In 2005, Congress amended the Federal Power Act to require FERC to take action within the year to promulgate a rule to establish “incentive-based . . . rate treatments for the transmission of electric energy,” that is, for the bulk movement of electricity across electrical grids. See Energy Policy Act of 2005, Pub. L. No. 109-58, § 1241, 119 Stat. 594, 961 (codified as amended at 16 U.S.C. § 824s). Congress’s stated purpose was to “benefit[] consumers by ensuring reliability and reducing the cost of delivered power by reducing transmission congestion.” 16 U.S.C. § 824s(a). Congestion in the grid arises 4 when the demand for electricity exceeds the capacity of existing transmission infrastructure. That results in a grid that cannot accommodate consumer demand in certain areas through the transmission of low-cost generation, forcing the grid to instead draw on more expensive generation closer to the areas of high demand, which ultimately raises costs to consumers. Congress legislated in 2005 “against the backdrop of declining investment in transmission infrastructure and increasing electric load”—a combination ripe for transmission congestion. Promoting Transmission Investment Through Pricing Reform, Notice of Proposed Rulemaking, 113 FERC ¶ 61,182 at P1 (2005). It intended the incentive-based rate treatments to help alleviate that problem by encouraging investments in transmission infrastructure, thereby improving the transmission system’s capacity and reliability. See San Diego Gas & Elec. Co. v. FERC, 913 F.3d 127, 130 (D.C. Cir. 2019).

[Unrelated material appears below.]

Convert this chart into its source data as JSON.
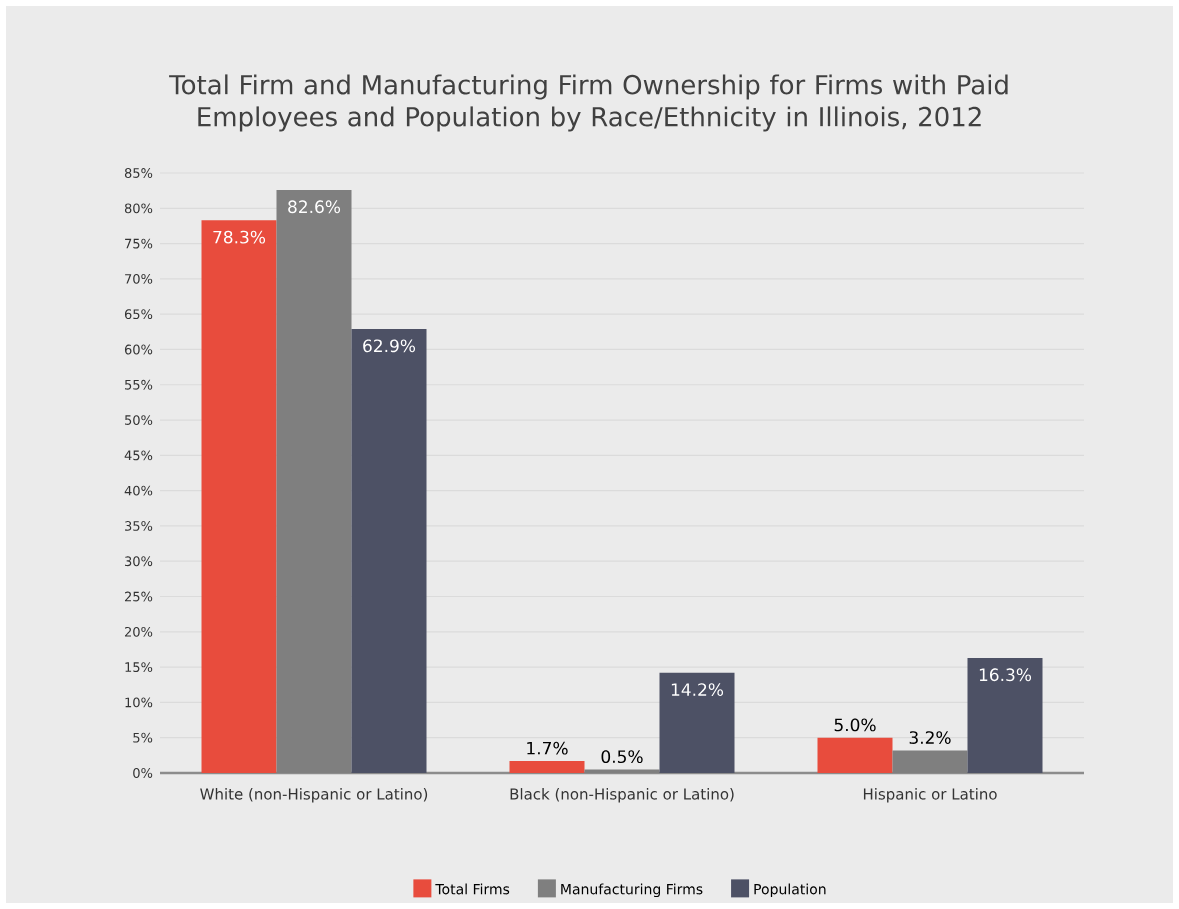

The implementing rule FERC promulgated the following year established a series of categories of incentive-based rate treatments for public utilities. See 18 C.F.R. § 35.35(d). Two of these incentives were limited to standalone transmission companies, meaning companies that deal exclusively in the transmission of electricity, not its generation. Id. §§ 35.35(b)(1), (d)(2). Under the incentive at issue in this case, FERC will authorize “[a] return on equity that both encourages Transco formation and is sufficient to attract investment” in transmission facilities and related technologies. Id. § 35.35(d)(2)(i); see 16 U.S.C. § 824s(b)(2).

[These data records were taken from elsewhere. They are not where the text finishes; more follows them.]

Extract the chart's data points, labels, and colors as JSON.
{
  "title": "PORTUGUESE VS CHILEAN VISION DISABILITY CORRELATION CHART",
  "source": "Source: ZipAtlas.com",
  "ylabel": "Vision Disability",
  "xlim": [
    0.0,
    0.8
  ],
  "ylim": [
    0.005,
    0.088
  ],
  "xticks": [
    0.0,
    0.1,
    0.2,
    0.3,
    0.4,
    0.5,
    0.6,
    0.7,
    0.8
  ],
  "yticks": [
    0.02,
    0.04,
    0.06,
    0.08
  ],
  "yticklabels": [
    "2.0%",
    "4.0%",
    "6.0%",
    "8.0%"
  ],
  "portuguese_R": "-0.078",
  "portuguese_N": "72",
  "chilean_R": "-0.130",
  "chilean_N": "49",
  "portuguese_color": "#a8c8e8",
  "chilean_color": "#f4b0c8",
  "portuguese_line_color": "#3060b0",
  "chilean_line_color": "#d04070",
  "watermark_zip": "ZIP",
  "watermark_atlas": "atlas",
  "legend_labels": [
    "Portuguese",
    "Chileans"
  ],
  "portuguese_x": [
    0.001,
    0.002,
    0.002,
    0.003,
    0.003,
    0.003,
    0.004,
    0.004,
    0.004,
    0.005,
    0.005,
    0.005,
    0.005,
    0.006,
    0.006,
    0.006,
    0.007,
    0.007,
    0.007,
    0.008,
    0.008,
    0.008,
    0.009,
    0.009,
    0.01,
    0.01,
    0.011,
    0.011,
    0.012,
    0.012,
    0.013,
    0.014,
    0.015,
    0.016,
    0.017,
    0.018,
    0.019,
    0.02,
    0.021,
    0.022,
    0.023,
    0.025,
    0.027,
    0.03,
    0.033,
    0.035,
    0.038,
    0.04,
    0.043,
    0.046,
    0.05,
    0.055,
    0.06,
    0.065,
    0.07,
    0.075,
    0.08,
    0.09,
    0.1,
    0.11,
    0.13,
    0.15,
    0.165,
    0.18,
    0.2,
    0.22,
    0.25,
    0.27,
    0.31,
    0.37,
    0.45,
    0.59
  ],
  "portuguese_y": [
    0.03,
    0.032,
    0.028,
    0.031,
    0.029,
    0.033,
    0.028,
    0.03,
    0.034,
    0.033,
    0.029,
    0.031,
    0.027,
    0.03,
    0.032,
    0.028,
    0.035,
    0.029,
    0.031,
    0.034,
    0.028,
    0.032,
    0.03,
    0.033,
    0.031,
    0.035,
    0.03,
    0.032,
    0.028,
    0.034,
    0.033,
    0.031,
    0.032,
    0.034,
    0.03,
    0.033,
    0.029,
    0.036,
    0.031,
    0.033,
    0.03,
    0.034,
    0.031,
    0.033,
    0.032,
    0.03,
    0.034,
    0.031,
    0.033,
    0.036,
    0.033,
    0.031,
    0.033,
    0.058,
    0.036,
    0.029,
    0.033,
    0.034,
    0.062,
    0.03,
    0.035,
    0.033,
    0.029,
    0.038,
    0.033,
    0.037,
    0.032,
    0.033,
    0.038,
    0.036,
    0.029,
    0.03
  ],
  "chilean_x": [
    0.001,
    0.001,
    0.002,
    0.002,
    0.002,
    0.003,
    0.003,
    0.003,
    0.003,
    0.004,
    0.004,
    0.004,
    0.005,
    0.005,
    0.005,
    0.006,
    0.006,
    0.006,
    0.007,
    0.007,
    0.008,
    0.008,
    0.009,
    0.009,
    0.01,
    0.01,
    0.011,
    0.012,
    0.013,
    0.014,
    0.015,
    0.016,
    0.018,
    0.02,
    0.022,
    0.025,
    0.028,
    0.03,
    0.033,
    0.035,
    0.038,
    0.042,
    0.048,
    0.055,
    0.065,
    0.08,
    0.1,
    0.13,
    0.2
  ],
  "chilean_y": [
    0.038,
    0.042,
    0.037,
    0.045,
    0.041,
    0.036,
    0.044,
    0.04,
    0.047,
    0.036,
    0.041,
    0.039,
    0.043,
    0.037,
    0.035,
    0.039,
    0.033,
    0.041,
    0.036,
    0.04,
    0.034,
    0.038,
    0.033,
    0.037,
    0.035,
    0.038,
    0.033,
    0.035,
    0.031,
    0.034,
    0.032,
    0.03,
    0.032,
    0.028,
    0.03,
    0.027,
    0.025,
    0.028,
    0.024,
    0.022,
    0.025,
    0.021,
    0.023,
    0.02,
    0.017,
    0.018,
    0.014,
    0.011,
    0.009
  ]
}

The 2006 rule was the first codification of that incentive, but it reflected a preexisting FERC practice of granting independent and standalone transmission companies “adders” to their base return on equity. As its name suggests, a FERC- authorized return on equity determines the extent to which a 5 utility in the highly regulated electricity sector may earn a profit. FERC ties “adders” to certain behaviors or characteristics of utilities, incentivizing needed actions by bumping up their returns on equity above the base level set by FERC. The first “Transco adders” were granted in 2003 to International Transmission Company and Michigan Electric Transmission Company (METC), two of the petitioners in this case. ITC Holdings Corp., 102 FERC ¶ 61,182 (2003); METC, 105 FERC ¶ 61,214 (2003); see also METC, 113 FERC ¶ 61,343 (2005).1 Each adder was worth 100 basis points, an amount equal to a single percentage point.

FERC’s stated reason for codifying the Transco adder as one of several available incentives was Transcos’ positive track record of investing in transmission infrastructure.